If you know me at all you know I’m not a neat person. (If you know me well you’re probably snort-laughing and thinking, “THAT’S an understatement.”) So keeping our house clean is something that happens…pretty much never. It’s not that I LIKE the mess. Or that I don’t SEE the mess. I just can’t get it together enough to keep things clean. I wish I had my mom’s super-power of not sitting down until everything is done. (So, never.) ALAS, I do not. The couch calls to me. Anyway. I’ve tried various methods to do better with the upkeep, but so far nothing has worked. Or really helped even. But despite my MANY failures, I thought the other day that maybe I should get on pinterest and find a cleaning schedule that I could follow.
Y’all. What I found is INSANE. I’ve come to the conclusion that none of these people have children. Here’s some of the stuff I came across.
Wiping down all your baseboards as a weekly thing. (Do people DO that?!)
A schedule that included only 2 loads of laundry a week. We generate like 2 loads of laundry A DAY.

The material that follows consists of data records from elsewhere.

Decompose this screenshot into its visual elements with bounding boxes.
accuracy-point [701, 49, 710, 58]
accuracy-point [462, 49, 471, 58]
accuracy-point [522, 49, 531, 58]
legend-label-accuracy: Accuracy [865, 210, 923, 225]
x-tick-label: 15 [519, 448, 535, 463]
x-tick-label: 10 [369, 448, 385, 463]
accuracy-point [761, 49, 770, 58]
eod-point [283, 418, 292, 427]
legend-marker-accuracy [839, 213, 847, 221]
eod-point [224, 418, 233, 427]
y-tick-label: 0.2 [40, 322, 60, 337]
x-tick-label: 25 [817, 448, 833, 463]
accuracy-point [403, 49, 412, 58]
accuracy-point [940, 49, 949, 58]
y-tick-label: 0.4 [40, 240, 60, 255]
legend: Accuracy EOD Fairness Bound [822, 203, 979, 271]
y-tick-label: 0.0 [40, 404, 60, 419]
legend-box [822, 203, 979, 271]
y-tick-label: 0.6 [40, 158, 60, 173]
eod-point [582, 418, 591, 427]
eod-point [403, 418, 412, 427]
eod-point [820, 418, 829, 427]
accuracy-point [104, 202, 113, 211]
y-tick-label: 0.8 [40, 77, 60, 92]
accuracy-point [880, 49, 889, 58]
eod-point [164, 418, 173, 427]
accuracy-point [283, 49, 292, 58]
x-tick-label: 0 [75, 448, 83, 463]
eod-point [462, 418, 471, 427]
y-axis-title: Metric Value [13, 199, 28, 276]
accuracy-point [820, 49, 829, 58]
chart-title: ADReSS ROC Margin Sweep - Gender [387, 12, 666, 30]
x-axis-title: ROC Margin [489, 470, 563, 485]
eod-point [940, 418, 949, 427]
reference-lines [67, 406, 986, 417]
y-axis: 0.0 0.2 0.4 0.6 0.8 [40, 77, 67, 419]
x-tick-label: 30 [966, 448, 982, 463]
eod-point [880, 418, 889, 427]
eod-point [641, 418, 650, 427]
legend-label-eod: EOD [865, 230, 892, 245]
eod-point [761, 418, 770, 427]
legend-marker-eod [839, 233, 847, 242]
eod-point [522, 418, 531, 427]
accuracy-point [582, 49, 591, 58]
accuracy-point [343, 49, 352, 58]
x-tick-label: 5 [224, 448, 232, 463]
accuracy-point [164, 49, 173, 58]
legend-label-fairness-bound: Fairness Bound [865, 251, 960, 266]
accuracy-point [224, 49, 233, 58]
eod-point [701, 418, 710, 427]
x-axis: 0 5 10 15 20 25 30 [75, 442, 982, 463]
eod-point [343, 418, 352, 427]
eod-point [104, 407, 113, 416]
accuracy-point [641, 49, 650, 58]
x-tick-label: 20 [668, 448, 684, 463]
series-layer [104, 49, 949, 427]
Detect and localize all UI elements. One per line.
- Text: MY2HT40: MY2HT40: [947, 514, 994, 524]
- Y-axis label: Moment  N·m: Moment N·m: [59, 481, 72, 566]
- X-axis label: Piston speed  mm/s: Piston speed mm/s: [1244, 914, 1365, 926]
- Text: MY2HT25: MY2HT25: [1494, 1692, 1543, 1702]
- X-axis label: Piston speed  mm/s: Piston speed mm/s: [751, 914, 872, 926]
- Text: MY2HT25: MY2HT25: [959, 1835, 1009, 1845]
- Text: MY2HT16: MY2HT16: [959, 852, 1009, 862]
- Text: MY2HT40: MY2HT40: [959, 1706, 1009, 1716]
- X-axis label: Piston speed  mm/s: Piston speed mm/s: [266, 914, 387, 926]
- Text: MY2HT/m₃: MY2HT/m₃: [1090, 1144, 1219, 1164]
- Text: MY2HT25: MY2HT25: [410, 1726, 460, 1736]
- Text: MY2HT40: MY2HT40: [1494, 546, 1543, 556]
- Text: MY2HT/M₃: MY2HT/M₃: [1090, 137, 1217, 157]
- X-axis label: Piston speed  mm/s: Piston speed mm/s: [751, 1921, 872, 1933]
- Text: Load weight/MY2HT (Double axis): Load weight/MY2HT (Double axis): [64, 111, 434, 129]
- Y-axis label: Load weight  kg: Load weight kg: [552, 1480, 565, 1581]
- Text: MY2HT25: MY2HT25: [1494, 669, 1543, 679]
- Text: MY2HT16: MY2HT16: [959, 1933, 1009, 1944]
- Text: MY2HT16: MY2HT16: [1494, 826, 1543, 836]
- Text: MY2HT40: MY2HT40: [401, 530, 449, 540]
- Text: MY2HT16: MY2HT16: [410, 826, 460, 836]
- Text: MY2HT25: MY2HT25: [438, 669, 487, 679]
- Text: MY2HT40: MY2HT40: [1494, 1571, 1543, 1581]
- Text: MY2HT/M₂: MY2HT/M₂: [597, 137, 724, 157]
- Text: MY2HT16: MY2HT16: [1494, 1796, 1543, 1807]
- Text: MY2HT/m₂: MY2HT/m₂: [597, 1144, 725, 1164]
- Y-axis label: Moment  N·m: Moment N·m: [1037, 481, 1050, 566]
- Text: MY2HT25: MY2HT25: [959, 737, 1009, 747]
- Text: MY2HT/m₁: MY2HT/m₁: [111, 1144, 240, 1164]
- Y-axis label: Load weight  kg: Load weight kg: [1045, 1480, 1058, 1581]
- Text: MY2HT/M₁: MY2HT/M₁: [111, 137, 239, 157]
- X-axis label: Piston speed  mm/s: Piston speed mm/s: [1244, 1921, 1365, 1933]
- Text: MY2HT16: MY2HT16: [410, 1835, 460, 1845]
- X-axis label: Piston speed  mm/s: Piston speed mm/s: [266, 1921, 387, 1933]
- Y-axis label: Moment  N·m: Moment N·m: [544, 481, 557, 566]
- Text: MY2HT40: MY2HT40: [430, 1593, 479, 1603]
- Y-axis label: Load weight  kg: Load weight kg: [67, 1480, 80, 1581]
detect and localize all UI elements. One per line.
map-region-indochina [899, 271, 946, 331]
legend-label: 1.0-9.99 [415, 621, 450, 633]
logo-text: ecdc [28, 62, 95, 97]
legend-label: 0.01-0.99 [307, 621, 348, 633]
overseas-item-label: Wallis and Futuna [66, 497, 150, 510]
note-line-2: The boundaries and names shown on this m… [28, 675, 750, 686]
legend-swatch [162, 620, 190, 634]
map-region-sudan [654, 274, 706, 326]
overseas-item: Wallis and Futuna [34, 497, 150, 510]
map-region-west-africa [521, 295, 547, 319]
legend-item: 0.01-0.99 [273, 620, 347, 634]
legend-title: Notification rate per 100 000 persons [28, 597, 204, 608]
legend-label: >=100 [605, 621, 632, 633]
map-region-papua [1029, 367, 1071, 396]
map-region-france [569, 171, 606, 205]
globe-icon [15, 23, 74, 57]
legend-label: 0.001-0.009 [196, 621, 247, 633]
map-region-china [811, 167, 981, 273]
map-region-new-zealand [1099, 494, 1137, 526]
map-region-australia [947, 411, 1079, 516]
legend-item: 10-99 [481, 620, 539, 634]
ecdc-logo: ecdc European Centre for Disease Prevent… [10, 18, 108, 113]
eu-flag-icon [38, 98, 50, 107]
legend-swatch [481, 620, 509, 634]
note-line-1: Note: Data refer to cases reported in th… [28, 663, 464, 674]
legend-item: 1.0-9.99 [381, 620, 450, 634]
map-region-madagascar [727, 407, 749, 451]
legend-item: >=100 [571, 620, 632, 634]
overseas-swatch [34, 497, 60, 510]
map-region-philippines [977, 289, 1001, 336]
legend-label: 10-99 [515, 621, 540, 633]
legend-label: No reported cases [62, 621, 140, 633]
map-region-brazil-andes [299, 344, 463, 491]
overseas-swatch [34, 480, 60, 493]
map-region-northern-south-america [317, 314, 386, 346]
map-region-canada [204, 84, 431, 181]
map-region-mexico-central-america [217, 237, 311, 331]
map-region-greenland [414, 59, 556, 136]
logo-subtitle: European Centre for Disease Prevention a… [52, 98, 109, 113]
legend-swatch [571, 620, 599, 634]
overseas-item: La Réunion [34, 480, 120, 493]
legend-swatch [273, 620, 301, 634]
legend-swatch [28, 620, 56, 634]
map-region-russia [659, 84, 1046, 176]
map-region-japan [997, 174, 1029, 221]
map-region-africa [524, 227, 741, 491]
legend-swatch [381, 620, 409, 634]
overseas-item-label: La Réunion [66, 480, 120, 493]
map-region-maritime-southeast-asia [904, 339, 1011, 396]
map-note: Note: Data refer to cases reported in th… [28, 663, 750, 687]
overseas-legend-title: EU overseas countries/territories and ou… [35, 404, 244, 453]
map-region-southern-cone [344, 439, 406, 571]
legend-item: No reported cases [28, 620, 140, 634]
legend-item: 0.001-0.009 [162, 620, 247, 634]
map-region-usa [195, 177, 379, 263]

Basically every schedule suggests starting the dishwasher after dinner and unloading it in the morning. We run the dishwasher twice a day. AT LEAST. And you know what happens if I don’t? We have no clean dishes to eat off of.
Sweeping the kitchen floor as a weekly chore. We have 2 kids in high chairs. Sweeping in the kitchen is, AGAIN, something that gets done multiple times a day. (And okay, that isn’t the WHOLE kitchen, but STILL. If I only swept once a week there would be literal piles of food on the floor.)
One listed vacuum as a daily chore but then followed that with “as needed” in parentheses. Listen schedule writer. If I were on top of doing stuff “as needed” I WOULDN’T NEED A SCHEDULE.
Washing walls as a weekly chore. I…don’t understand. If something gets on a wall I wipe it off. Are other people wiping down entire random walls? Seems like you’d spend a LOT of time doing that.
One schedule included taking out the garbage “if it’s full.” I don’t need to be reminded of that. If it’s full I take it out. You might as well write “change toilet paper if the roll is empty.” I may be the ONLY person in the house who DOES, but I do.
Sometime it’s the amount of time that makes the schedule seem crazy. For instance: a “15-20 minutes of cleaning a day” includes “vacuum house” as an item. I…how big is your house? It takes me 15 minutes to vacuum our basement. Which is one of FOUR levels. (And our house is not huge!) Also, that doesn’t include time to pick up all the crap off the floor so I CAN ACTUALLY VACUUM.
Anyway. All this to say: cleaning schedules are crap and my house is probably always going to be a mess.